Thoughts on indexing Sitecore content with Solr

Today, my colleagues stumbled upon a strange behavior in one of our projects. I won’t go into all the details about it, but it let me think about how Sitecore indexes fields and how it can be improved. We use Solr, so at this stage, I don’t know if this applies to Lucene as well, but I guess it does.

We typically auto generate our domain model from a TDS project using a T4 template. Having that, we can easily map all Sitecore template fields to typed properties in our domain model and we can also map those to the fields in a Solr index. This means we can use the same model when using the ContentSearch API as well as with the traditional API. We can also lazy load fields from the original item if they are not marked as stored in the index.

Part of today’s strange behavior was that html and rich text fields are not stored properly, at least not in my opinion. Looking at the Sitecore.ContentSearch.Solr.DefaultIndexConfiguration.config file, we see that text fields, such as “html”, “rich text”, “single-line text” etc are treated as “text” field types. Those are then typically configured with stemming and other text analyzers in Solr.

Further down that config file, we have field readers, such as NumericFieldReader, DateFieldReader etc, that converts the raw value of a Sitecore field into a index suitable value. Here we find that “html” and “rich text” is using a RichTextFieldReader. That little class gets the plain text from a rich text field and thereafter it’s treated as any other text string.

I think that’s not a very good idea for two reasons. First, the html stripper is really simple. It basically just removes <tags>, so for example a script block fall through. Secondly, since it’s treated as a text field, it’s stored in the index by default. But since it’s a processed value by the RichTextFieldReader, it’s just a complete waste of index space. It can’t be used for anything since it’s no longer its original value.
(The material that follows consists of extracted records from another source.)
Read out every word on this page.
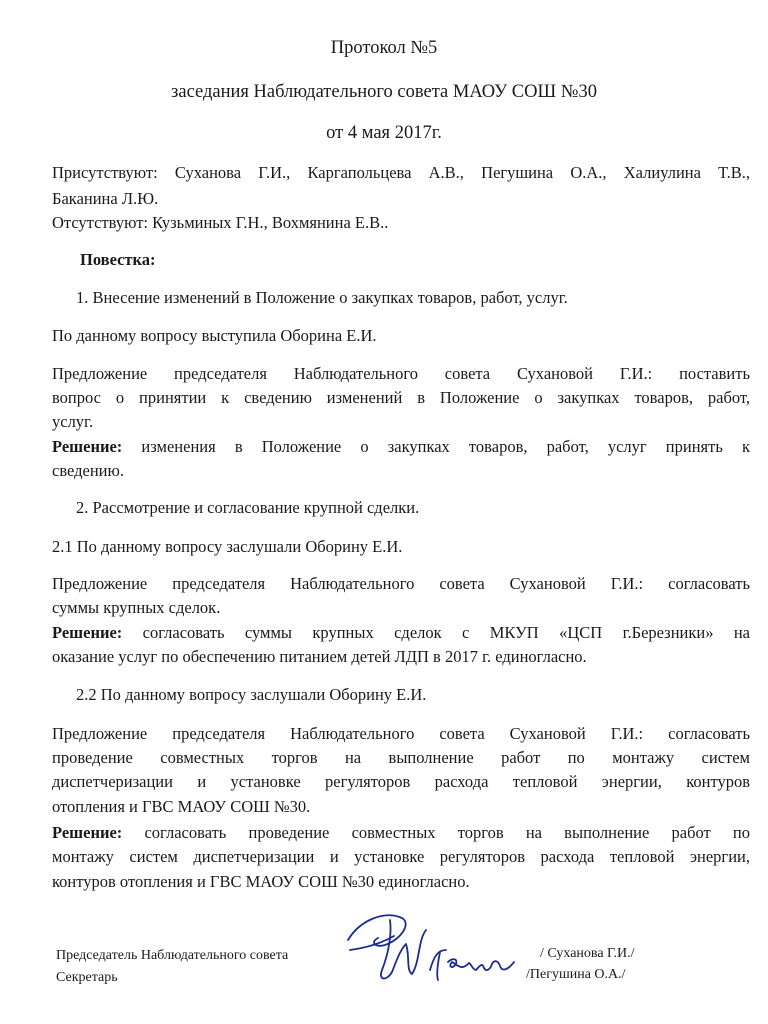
Протокол №5
заседания Наблюдательного совета МАОУ СОШ №30
от 4 мая 2017г.
Присутствуют: Суханова Г.И., Каргапольцева А.В., Пегушина О.А., Халиулина Т.В.,
Баканина Л.Ю.
Отсутствуют: Кузьминых Г.Н., Вохмянина Е.В..
Повестка:
1. Внесение изменений в Положение о закупках товаров, работ, услуг.
По данному вопросу выступила Оборина Е.И.
Предложение председателя Наблюдательного совета Сухановой Г.И.: поставить
вопрос о принятии к сведению изменений в Положение о закупках товаров, работ,
услуг.
Решение: изменения в Положение о закупках товаров, работ, услуг принять к
сведению.
2. Рассмотрение и согласование крупной сделки.
2.1 По данному вопросу заслушали Оборину Е.И.
Предложение председателя Наблюдательного совета Сухановой Г.И.: согласовать
суммы крупных сделок.
Решение: согласовать суммы крупных сделок с МКУП «ЦСП г.Березники» на
оказание услуг по обеспечению питанием детей ЛДП в 2017 г. единогласно.
2.2 По данному вопросу заслушали Оборину Е.И.
Предложение председателя Наблюдательного совета Сухановой Г.И.: согласовать
проведение совместных торгов на выполнение работ по монтажу систем
диспетчеризации и установке регуляторов расхода тепловой энергии, контуров
отопления и ГВС МАОУ СОШ №30.
Решение: согласовать проведение совместных торгов на выполнение работ по
монтажу систем диспетчеризации и установке регуляторов расхода тепловой энергии,
контуров отопления и ГВС МАОУ СОШ №30 единогласно.
Председатель Наблюдательного совета
Секретарь
/ Суханова Г.И./
/Пегушина О.А./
To solve this, we can change this to a separate dynamic field type in the Solr config, that works similar to the text field type, but has an html analyzer, such as the solr.HTMLStripCharFilterFactory. That one is more advanced than the RichTextFieldReader and by moving the html analyzing part to the Solr server, we can make use of a correct index stored value (or easily opt-out all those fields), since we can send the original value from Sitecore using the DefaultFieldReader instead. We also ease the load of the web server a little bit.